Levine noted Howard was arrested and “charged with misdemeanor and felony offenses, but those charges were dismissed one week later” by the state’s attorney’s office.
“Since the time of this case, the Chicago Police Department has modified their orders regarding the role of school resource officers to provide that they are only to physically engage with students in the event of criminal conduct. And the two officers at issue are no longer serving as school resources officers,” Levine said.
Howard filed a federal lawsuit accusing the school resource officers of excessive force.
Ald. George Cardenas (12th) said the Howard incident “goes to the heart of the fact that” CPD officers do not belong in public schools.
“It’s a ‘no-win’ situation that could easily be handled by allowing students to stay until classes ended and then remove their privileges from entering the grounds the next day without having all of this play out.
“It causes trauma to the student, unnecessary injuries to the officers all because they came in to enforce an unenforceable situation. It’s sad all around,” Cardenas said. “I’m glad they amended their policies. But I think they should just extricate themselves from these situations altogether.”
Footage from school security security cameras obtained by the Sun-Times last year appeared to show Chicago police officers Sherri Tripp and Johnnie Pierre shove Howard toward a stairwell without provocation, then drag her down the stairs by her leg before shocking her with a stun gun and placing her under arrest.
Howard was not allowed to talk to the assistant principal or a counselor at the school, which was a violation of her Individualized Education Program, a contract between the school and a student with special needs.
Both officers were later removed from their assignments at the school following public outrage at the incident, which also reignited a debate in the city about the training and oversight of police in schools and whether officers should be assigned to schools at all.

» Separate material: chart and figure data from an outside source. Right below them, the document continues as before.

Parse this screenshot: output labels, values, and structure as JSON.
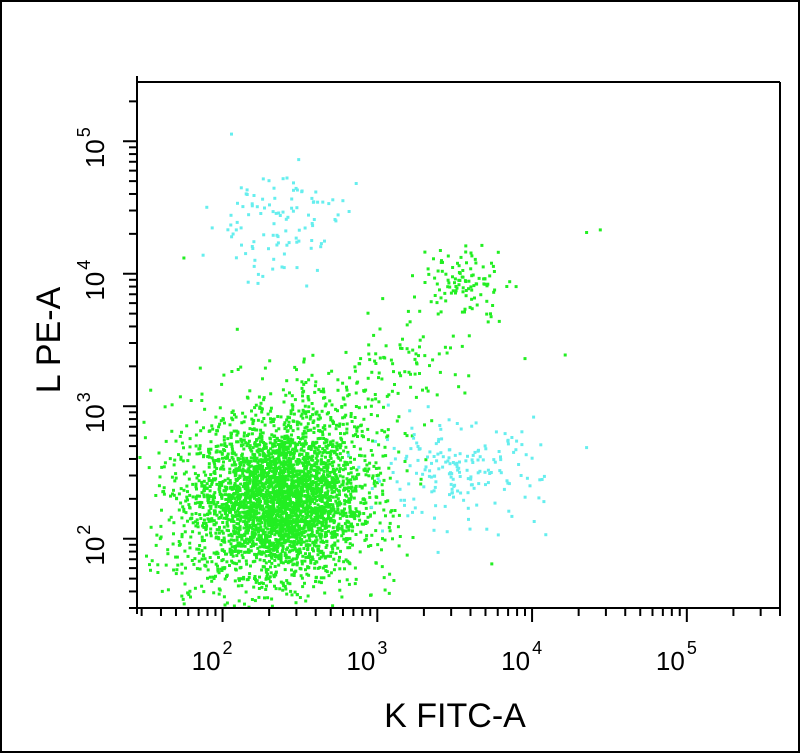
{
  "chart_data": {
    "type": "scatter",
    "title": "",
    "xlabel": "K FITC-A",
    "ylabel": "L PE-A",
    "x_scale": "log",
    "y_scale": "log",
    "xlim": [
      28,
      400000
    ],
    "ylim": [
      30,
      280000
    ],
    "x_ticks": [
      {
        "value": 100,
        "base": "10",
        "exp": "2"
      },
      {
        "value": 1000,
        "base": "10",
        "exp": "3"
      },
      {
        "value": 10000,
        "base": "10",
        "exp": "4"
      },
      {
        "value": 100000,
        "base": "10",
        "exp": "5"
      }
    ],
    "y_ticks": [
      {
        "value": 100,
        "base": "10",
        "exp": "2"
      },
      {
        "value": 1000,
        "base": "10",
        "exp": "3"
      },
      {
        "value": 10000,
        "base": "10",
        "exp": "4"
      },
      {
        "value": 100000,
        "base": "10",
        "exp": "5"
      }
    ],
    "grid": false,
    "legend": "none",
    "series": [
      {
        "color": "#22ee22",
        "populations": [
          {
            "center": [
              230,
              200
            ],
            "spread": [
              0.26,
              0.28
            ],
            "count": 2600
          },
          {
            "center": [
              170,
              160
            ],
            "spread": [
              0.35,
              0.42
            ],
            "count": 900
          },
          {
            "center": [
              500,
              600
            ],
            "spread": [
              0.25,
              0.25
            ],
            "count": 300
          },
          {
            "center": [
              1500,
              2500
            ],
            "spread": [
              0.18,
              0.18
            ],
            "count": 70
          },
          {
            "center": [
              3600,
              9000
            ],
            "spread": [
              0.14,
              0.14
            ],
            "count": 110
          }
        ],
        "points": [
          [
            55,
            13500
          ],
          [
            3500,
            7500
          ],
          [
            16000,
            2500
          ],
          [
            22000,
            21000
          ],
          [
            27000,
            22000
          ],
          [
            8800,
            2350
          ]
        ]
      },
      {
        "color": "#66eeee",
        "populations": [
          {
            "center": [
              210,
              25000
            ],
            "spread": [
              0.22,
              0.22
            ],
            "count": 110
          },
          {
            "center": [
              3000,
              320
            ],
            "spread": [
              0.28,
              0.18
            ],
            "count": 190
          }
        ],
        "points": [
          [
            22000,
            500
          ],
          [
            12000,
            110
          ],
          [
            10000,
            850
          ]
        ]
      }
    ]
  }
}
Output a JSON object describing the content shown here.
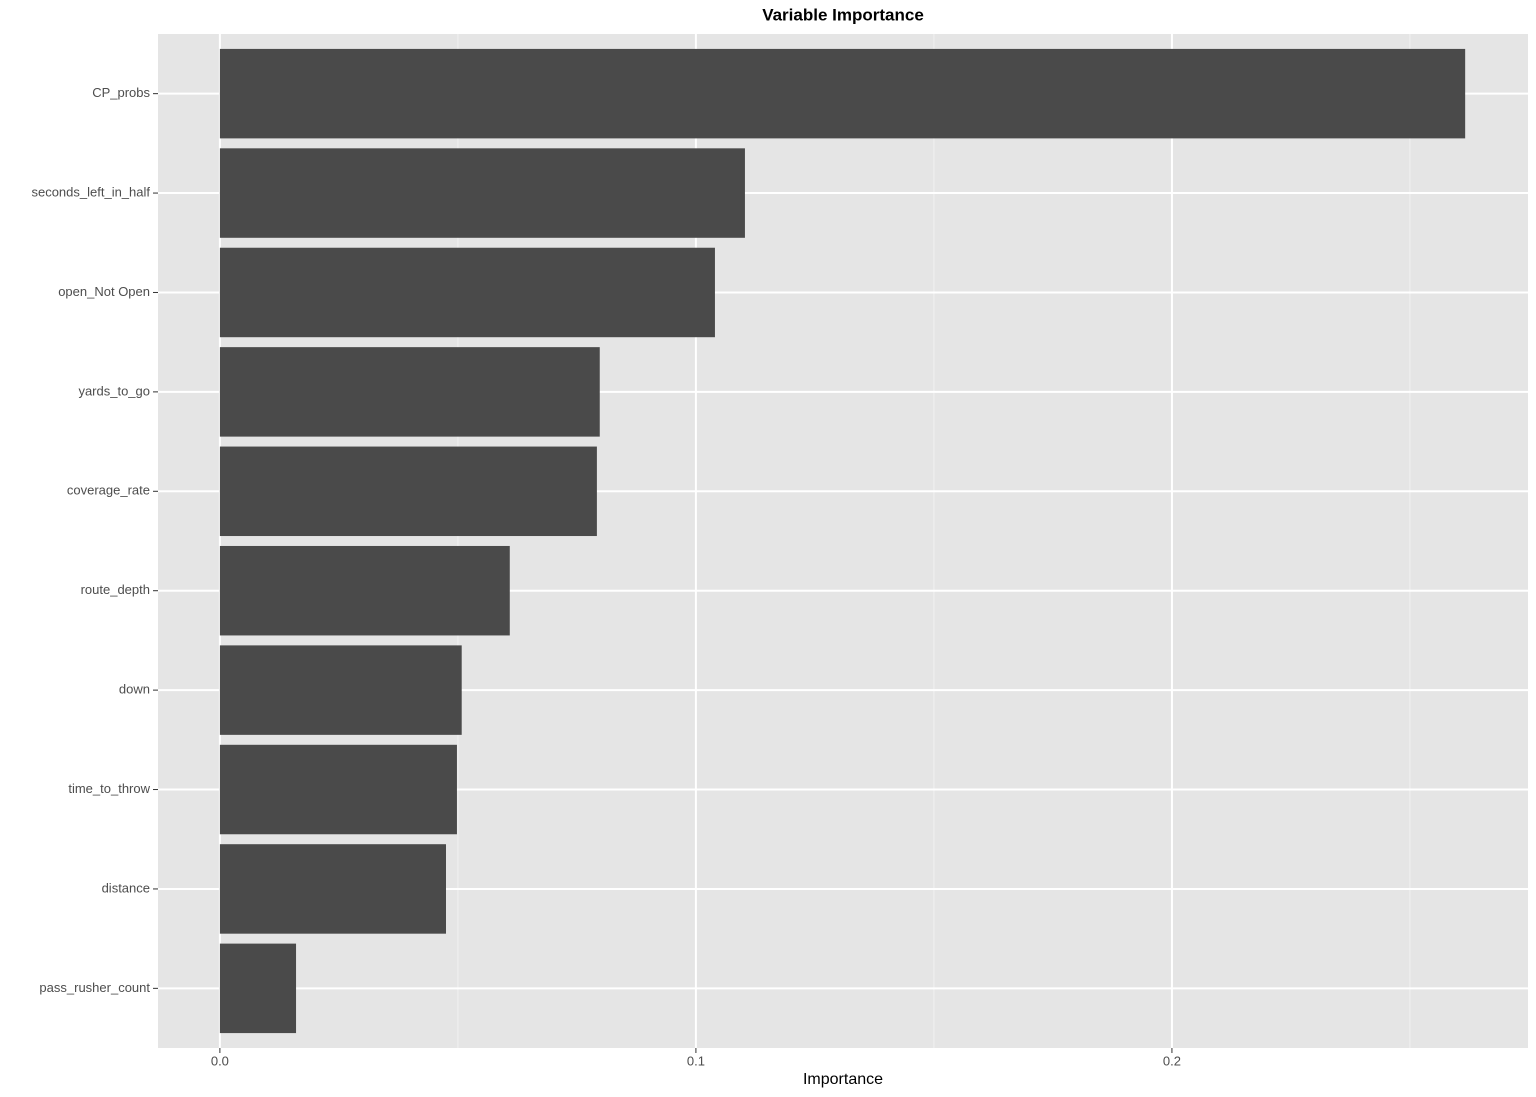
{
  "chart_data": {
    "type": "hbar",
    "title": "Variable Importance",
    "x_label": "Importance",
    "categories": [
      "CP_probs",
      "seconds_left_in_half",
      "open_Not Open",
      "yards_to_go",
      "coverage_rate",
      "route_depth",
      "down",
      "time_to_throw",
      "distance",
      "pass_rusher_count"
    ],
    "values": [
      0.2616,
      0.1103,
      0.104,
      0.0798,
      0.0792,
      0.0609,
      0.0508,
      0.0498,
      0.0475,
      0.016
    ],
    "color": "#4a4a4a",
    "xlim": [
      -0.013,
      0.2748
    ],
    "xticks": [
      {
        "value": 0,
        "label": "0.0"
      },
      0.1,
      0.2
    ],
    "minor_xticks": [
      0.05,
      0.15,
      0.25
    ],
    "grid": true
  }
}
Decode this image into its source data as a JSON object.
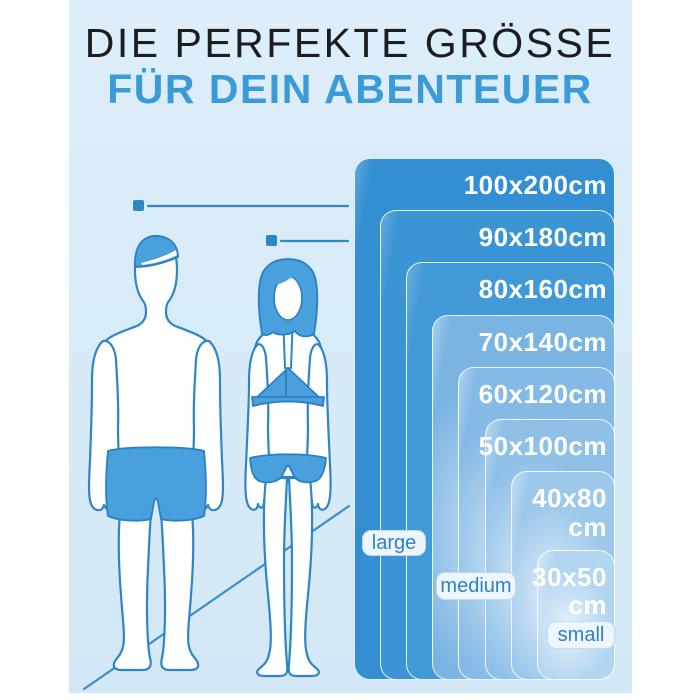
{
  "header": {
    "title_line1": "DIE PERFEKTE GRÖSSE",
    "title_line2": "FÜR DEIN ABENTEUER"
  },
  "chart": {
    "sizes": [
      {
        "line1": "100x200cm",
        "line2": "",
        "w_cm": 100,
        "h_cm": 200,
        "fill": "#338fd1",
        "edge": "#62a9dc",
        "glow": false
      },
      {
        "line1": "90x180cm",
        "line2": "",
        "w_cm": 90,
        "h_cm": 180,
        "fill": "#3b95d4",
        "edge": "#68acde",
        "glow": false
      },
      {
        "line1": "80x160cm",
        "line2": "",
        "w_cm": 80,
        "h_cm": 160,
        "fill": "#4299d7",
        "edge": "#6fb0e0",
        "glow": false
      },
      {
        "line1": "70x140cm",
        "line2": "",
        "w_cm": 70,
        "h_cm": 140,
        "fill": "#7ab4e3",
        "edge": "#a9cfee",
        "glow": true
      },
      {
        "line1": "60x120cm",
        "line2": "",
        "w_cm": 60,
        "h_cm": 120,
        "fill": "#84bae5",
        "edge": "#b1d4ef",
        "glow": true
      },
      {
        "line1": "50x100cm",
        "line2": "",
        "w_cm": 50,
        "h_cm": 100,
        "fill": "#8fc1e8",
        "edge": "#bad9f1",
        "glow": true
      },
      {
        "line1": "40x80",
        "line2": "cm",
        "w_cm": 40,
        "h_cm": 80,
        "fill": "#9cc8eb",
        "edge": "#c5dff4",
        "glow": true
      },
      {
        "line1": "30x50",
        "line2": "cm",
        "w_cm": 30,
        "h_cm": 50,
        "fill": "#b2d5f0",
        "edge": "#d6e9f8",
        "glow": true
      }
    ],
    "badges": [
      {
        "label": "large"
      },
      {
        "label": "medium"
      },
      {
        "label": "small"
      }
    ]
  },
  "icons": {
    "man": "man-silhouette",
    "woman": "woman-silhouette",
    "height_marker": "square-marker"
  },
  "colors": {
    "background_panel": "#d9ebf8",
    "title": "#1d1d1f",
    "accent_blue": "#3b9ad8",
    "outline_blue": "#2e86c5",
    "swimwear_blue": "#48a0dd",
    "size_label_text": "#ffffff",
    "badge_text": "#3080c6",
    "badge_background": "#eef6fd"
  }
}
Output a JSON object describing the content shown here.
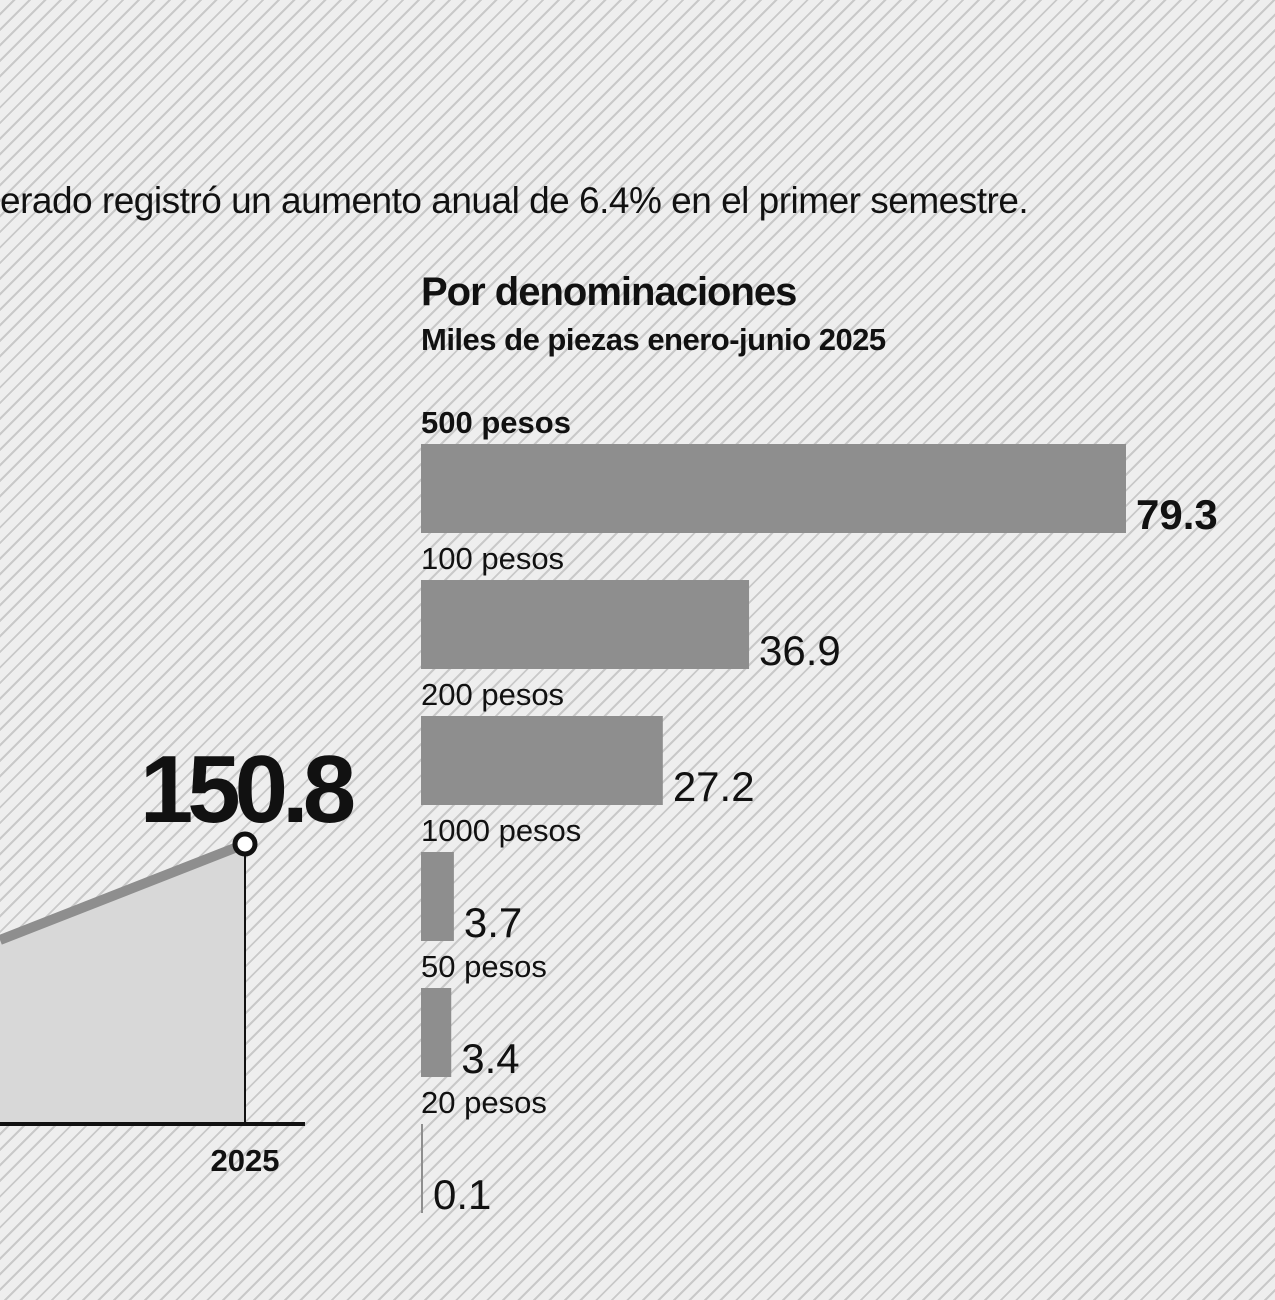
{
  "intro_text": "erado registró un aumento anual de 6.4% en el primer semestre.",
  "chart_data": [
    {
      "type": "area",
      "x": [
        "2025"
      ],
      "values": [
        150.8
      ],
      "value_label": "150.8",
      "xlabel": "",
      "ylabel": ""
    },
    {
      "type": "bar",
      "orientation": "horizontal",
      "title": "Por denominaciones",
      "subtitle": "Miles de piezas enero-junio 2025",
      "categories": [
        "500 pesos",
        "100 pesos",
        "200 pesos",
        "1000 pesos",
        "50 pesos",
        "20 pesos"
      ],
      "values": [
        79.3,
        36.9,
        27.2,
        3.7,
        3.4,
        0.1
      ],
      "value_labels": [
        "79.3",
        "36.9",
        "27.2",
        "3.7",
        "3.4",
        "0.1"
      ],
      "highlight_index": 0,
      "bar_color": "#8e8e8e"
    }
  ]
}
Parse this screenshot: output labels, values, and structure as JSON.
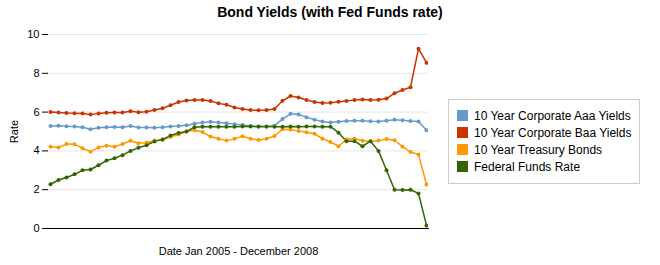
{
  "chart_data": {
    "type": "line",
    "title": "Bond Yields (with Fed Funds rate)",
    "x_label": "Date Jan 2005 - December 2008",
    "y_label": "Rate",
    "categories": [
      null,
      null,
      null,
      null,
      null,
      null,
      null,
      null,
      null,
      null,
      null,
      null,
      null,
      null,
      null,
      null,
      null,
      null,
      null,
      null,
      null,
      null,
      null,
      null,
      null,
      null,
      null,
      null,
      null,
      null,
      null,
      null,
      null,
      null,
      null,
      null,
      null,
      null,
      null,
      null,
      null,
      null,
      null,
      null,
      null,
      null,
      null,
      null
    ],
    "series": [
      {
        "name": "10 Year Corporate Aaa Yields",
        "color": "#6699cc",
        "values": [
          5.28,
          5.3,
          5.27,
          5.26,
          5.22,
          5.12,
          5.19,
          5.22,
          5.23,
          5.22,
          5.28,
          5.2,
          5.2,
          5.19,
          5.22,
          5.26,
          5.28,
          5.32,
          5.4,
          5.47,
          5.5,
          5.46,
          5.43,
          5.38,
          5.33,
          5.28,
          5.24,
          5.24,
          5.3,
          5.64,
          5.91,
          5.88,
          5.74,
          5.61,
          5.52,
          5.47,
          5.5,
          5.54,
          5.55,
          5.56,
          5.53,
          5.52,
          5.56,
          5.6,
          5.58,
          5.54,
          5.52,
          5.06
        ]
      },
      {
        "name": "10 Year Corporate Baa Yields",
        "color": "#cc3300",
        "values": [
          6.01,
          5.98,
          5.95,
          5.94,
          5.93,
          5.87,
          5.93,
          5.97,
          5.98,
          5.98,
          6.04,
          5.99,
          6.02,
          6.11,
          6.2,
          6.35,
          6.52,
          6.6,
          6.62,
          6.62,
          6.57,
          6.45,
          6.38,
          6.24,
          6.16,
          6.11,
          6.09,
          6.11,
          6.16,
          6.58,
          6.83,
          6.75,
          6.62,
          6.52,
          6.47,
          6.48,
          6.53,
          6.57,
          6.63,
          6.65,
          6.63,
          6.64,
          6.7,
          6.97,
          7.14,
          7.28,
          9.27,
          8.55
        ]
      },
      {
        "name": "10 Year Treasury Bonds",
        "color": "#ff9900",
        "values": [
          4.22,
          4.17,
          4.36,
          4.34,
          4.14,
          3.96,
          4.18,
          4.26,
          4.21,
          4.35,
          4.52,
          4.39,
          4.42,
          4.53,
          4.57,
          4.72,
          4.84,
          5.0,
          5.06,
          4.97,
          4.74,
          4.63,
          4.53,
          4.62,
          4.76,
          4.63,
          4.56,
          4.63,
          4.77,
          5.12,
          5.1,
          5.02,
          4.96,
          4.88,
          4.63,
          4.46,
          4.24,
          4.6,
          4.63,
          4.52,
          4.49,
          4.53,
          4.61,
          4.55,
          4.22,
          3.94,
          3.82,
          2.27
        ]
      },
      {
        "name": "Federal Funds Rate",
        "color": "#336600",
        "values": [
          2.28,
          2.5,
          2.63,
          2.79,
          3.0,
          3.04,
          3.26,
          3.5,
          3.62,
          3.78,
          4.0,
          4.16,
          4.29,
          4.49,
          4.59,
          4.79,
          4.92,
          5.0,
          5.22,
          5.25,
          5.25,
          5.25,
          5.25,
          5.24,
          5.26,
          5.26,
          5.26,
          5.26,
          5.25,
          5.25,
          5.26,
          5.25,
          5.26,
          5.26,
          5.25,
          5.25,
          4.94,
          4.5,
          4.5,
          4.24,
          4.5,
          4.0,
          3.0,
          2.0,
          1.98,
          2.0,
          1.81,
          0.16
        ]
      }
    ],
    "ylim": [
      0,
      10
    ],
    "yticks": [
      0,
      2,
      4,
      6,
      8,
      10
    ],
    "grid": true,
    "legend": "right",
    "marker": "dot",
    "tick_labels": "y"
  }
}
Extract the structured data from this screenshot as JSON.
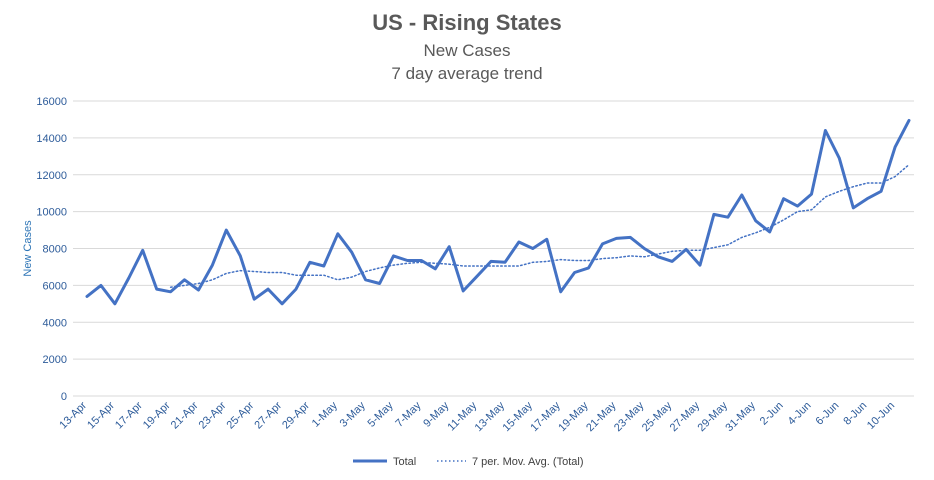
{
  "chart_data": {
    "type": "line",
    "title": "US - Rising States",
    "subtitle": [
      "New Cases",
      "7 day average trend"
    ],
    "xlabel": "",
    "ylabel": "New Cases",
    "ylim": [
      0,
      16000
    ],
    "yticks": [
      0,
      2000,
      4000,
      6000,
      8000,
      10000,
      12000,
      14000,
      16000
    ],
    "grid": true,
    "legend_position": "bottom",
    "x": [
      "13-Apr",
      "14-Apr",
      "15-Apr",
      "16-Apr",
      "17-Apr",
      "18-Apr",
      "19-Apr",
      "20-Apr",
      "21-Apr",
      "22-Apr",
      "23-Apr",
      "24-Apr",
      "25-Apr",
      "26-Apr",
      "27-Apr",
      "28-Apr",
      "29-Apr",
      "30-Apr",
      "1-May",
      "2-May",
      "3-May",
      "4-May",
      "5-May",
      "6-May",
      "7-May",
      "8-May",
      "9-May",
      "10-May",
      "11-May",
      "12-May",
      "13-May",
      "14-May",
      "15-May",
      "16-May",
      "17-May",
      "18-May",
      "19-May",
      "20-May",
      "21-May",
      "22-May",
      "23-May",
      "24-May",
      "25-May",
      "26-May",
      "27-May",
      "28-May",
      "29-May",
      "30-May",
      "31-May",
      "1-Jun",
      "2-Jun",
      "3-Jun",
      "4-Jun",
      "5-Jun",
      "6-Jun",
      "7-Jun",
      "8-Jun",
      "9-Jun",
      "10-Jun",
      "11-Jun"
    ],
    "xtick_labels": [
      "13-Apr",
      "15-Apr",
      "17-Apr",
      "19-Apr",
      "21-Apr",
      "23-Apr",
      "25-Apr",
      "27-Apr",
      "29-Apr",
      "1-May",
      "3-May",
      "5-May",
      "7-May",
      "9-May",
      "11-May",
      "13-May",
      "15-May",
      "17-May",
      "19-May",
      "21-May",
      "23-May",
      "25-May",
      "27-May",
      "29-May",
      "31-May",
      "2-Jun",
      "4-Jun",
      "6-Jun",
      "8-Jun",
      "10-Jun"
    ],
    "series": [
      {
        "name": "Total",
        "style": "solid",
        "color": "#4472c4",
        "values": [
          5400,
          6000,
          5000,
          6400,
          7900,
          5800,
          5650,
          6300,
          5750,
          7100,
          9000,
          7600,
          5250,
          5800,
          5000,
          5800,
          7250,
          7050,
          8800,
          7800,
          6300,
          6100,
          7600,
          7350,
          7350,
          6900,
          8100,
          5700,
          6500,
          7300,
          7250,
          8350,
          8000,
          8500,
          5650,
          6700,
          6950,
          8250,
          8550,
          8600,
          8000,
          7550,
          7300,
          7950,
          7100,
          9850,
          9700,
          10900,
          9500,
          8900,
          10700,
          10300,
          10950,
          14400,
          12900,
          10200,
          10700,
          11100,
          13500,
          14950
        ]
      },
      {
        "name": "7 per. Mov. Avg. (Total)",
        "style": "dotted",
        "color": "#4472c4",
        "values": [
          null,
          null,
          null,
          null,
          null,
          null,
          5900,
          6000,
          6100,
          6300,
          6650,
          6800,
          6750,
          6700,
          6700,
          6550,
          6550,
          6550,
          6300,
          6450,
          6750,
          6950,
          7100,
          7200,
          7250,
          7200,
          7150,
          7050,
          7050,
          7050,
          7050,
          7050,
          7250,
          7300,
          7400,
          7350,
          7350,
          7450,
          7500,
          7600,
          7550,
          7700,
          7850,
          7900,
          7900,
          8050,
          8200,
          8600,
          8850,
          9150,
          9550,
          10000,
          10100,
          10800,
          11100,
          11350,
          11550,
          11550,
          11900,
          12550
        ]
      }
    ]
  }
}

After being wrestled down the stairs and Tased, an officer aggressively pointed and screamed at Howard’s father who arrived to pick her up.
“Did you see what your daughter just did to us?” a visibly upset police officer yelled, according to body cam footage from another cop who responded to the incident. “Your daughter is going to jail.”
This summer, the Chicago Board of Education voted to renew its contract with the Chicago Police Department — but at half the cost of the previous agreement — after a handful of schools voted to remove police officers from their schools.
Dnigma Howard graduated in May.
The Howard settlement was one of three approved by the Finance Committee.
A $295,000 settlement stemmed from an illegal strip-search. And a $162,500 settlement goes to a man who spent six month in jail and one year on electronic monitoring only to have his charges, for unlawful possession of a firearm, dropped.